Uganda: BoU Okayed Firm to Use UK Laws in Assets Sale

Uganda President Yoweri Museveni (file photo).
22 November 2018

Parliament — Bank of Uganda (BoU) signed an agreement with an offshore company for a financial deal worth about Shs19b, but included a clause which stipulated that in case of a dispute between the two parties, it would be resolved under the UK laws, a parliamentary inquiry heard yesterday.

Nile River Acquisition Company was contracted at $5.2m (about Shs19b) to take over and sell loans worth Shs135b of the banks which BoU closed.

The loans had valid, legal or equitable mortgage and the deal was based on UK laws that would shield the company from Uganda's legal jurisdiction.

The MPs on the Committee on Commissions, Statutory Authorities and State Enterprises (Cosase) warned BoU that by stipulating that any dispute in the agreement would be resolved using UK laws, the central bank "toppled Uganda's Constitution" and engaged in "racketeering."

The MPs are investigating alleged irregularities in the closure of seven commercial banks some of which were shut 20 years ago.

Clause 9(10) of the Debt and Purchase and Transfer Agreement between BoU and Nile River Acquisition Company states: "This agreement shall be governed by and construed in accordance with the laws of England without giving effect to the choice of law principles that may require application of any other laws."

The company, now defunct, was registered in Mauritius.

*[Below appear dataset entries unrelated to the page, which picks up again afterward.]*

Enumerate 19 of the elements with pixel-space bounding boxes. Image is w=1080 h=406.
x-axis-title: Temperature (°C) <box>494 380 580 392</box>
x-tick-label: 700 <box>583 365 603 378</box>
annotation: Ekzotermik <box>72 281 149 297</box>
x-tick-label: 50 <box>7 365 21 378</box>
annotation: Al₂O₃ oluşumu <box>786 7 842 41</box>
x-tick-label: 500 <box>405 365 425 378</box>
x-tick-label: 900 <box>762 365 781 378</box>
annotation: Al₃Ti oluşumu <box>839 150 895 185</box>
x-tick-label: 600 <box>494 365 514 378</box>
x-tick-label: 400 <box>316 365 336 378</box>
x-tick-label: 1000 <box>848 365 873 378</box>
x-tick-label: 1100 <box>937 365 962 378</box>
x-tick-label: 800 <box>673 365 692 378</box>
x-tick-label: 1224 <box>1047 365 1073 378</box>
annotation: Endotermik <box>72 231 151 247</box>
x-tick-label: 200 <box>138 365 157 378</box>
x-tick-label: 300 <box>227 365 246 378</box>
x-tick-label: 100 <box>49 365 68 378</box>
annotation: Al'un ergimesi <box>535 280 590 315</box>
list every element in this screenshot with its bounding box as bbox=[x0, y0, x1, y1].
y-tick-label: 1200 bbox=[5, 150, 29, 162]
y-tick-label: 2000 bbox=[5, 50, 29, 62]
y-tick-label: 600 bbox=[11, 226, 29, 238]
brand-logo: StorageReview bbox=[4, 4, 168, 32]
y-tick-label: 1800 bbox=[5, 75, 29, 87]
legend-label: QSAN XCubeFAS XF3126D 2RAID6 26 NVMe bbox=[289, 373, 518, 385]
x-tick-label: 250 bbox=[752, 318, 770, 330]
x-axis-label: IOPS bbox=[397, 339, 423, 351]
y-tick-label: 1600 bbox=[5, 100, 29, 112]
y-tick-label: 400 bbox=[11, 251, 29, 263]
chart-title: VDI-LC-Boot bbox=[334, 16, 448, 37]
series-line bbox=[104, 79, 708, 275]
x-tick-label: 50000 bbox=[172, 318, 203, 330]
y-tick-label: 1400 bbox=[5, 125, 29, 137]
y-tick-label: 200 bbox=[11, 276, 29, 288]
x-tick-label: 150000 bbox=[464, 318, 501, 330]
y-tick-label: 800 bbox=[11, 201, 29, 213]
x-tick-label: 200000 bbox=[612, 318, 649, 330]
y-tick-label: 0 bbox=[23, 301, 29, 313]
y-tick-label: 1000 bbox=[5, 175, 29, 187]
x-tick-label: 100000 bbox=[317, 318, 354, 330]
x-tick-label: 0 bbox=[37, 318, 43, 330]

It sold the loans at 93 per cent discount. It also sold assets worth Shs64b of five closed banks.

The Debt and Purchase and Transfer Agreement between BoU and the company also had a waiver of immunity, a clause that MPs also questioned.

BoU could not prove that the firm had a licence to do money lending business in Uganda.

The committee chairperson, Mr Abdu Katuntu, questioned why BoU chose to be bound by the UK laws potentially exposing the country to an unfair legal jurisdiction.

Defending the use of the UK law, Ms Margaret Kaggwa Kasule, BoU's legal counsel, said agreements with foreign entities are mostly governed by the neutral legal jurisdictions.

"When you are drafting an agreement and you say that the law applicable to this agreement shall be the laws of another. That provision is intended to manage issues in case there are disputes. The person who purchased debt was a neutral person and he opted for a neutral place should there be dispute," Ms Kasule said.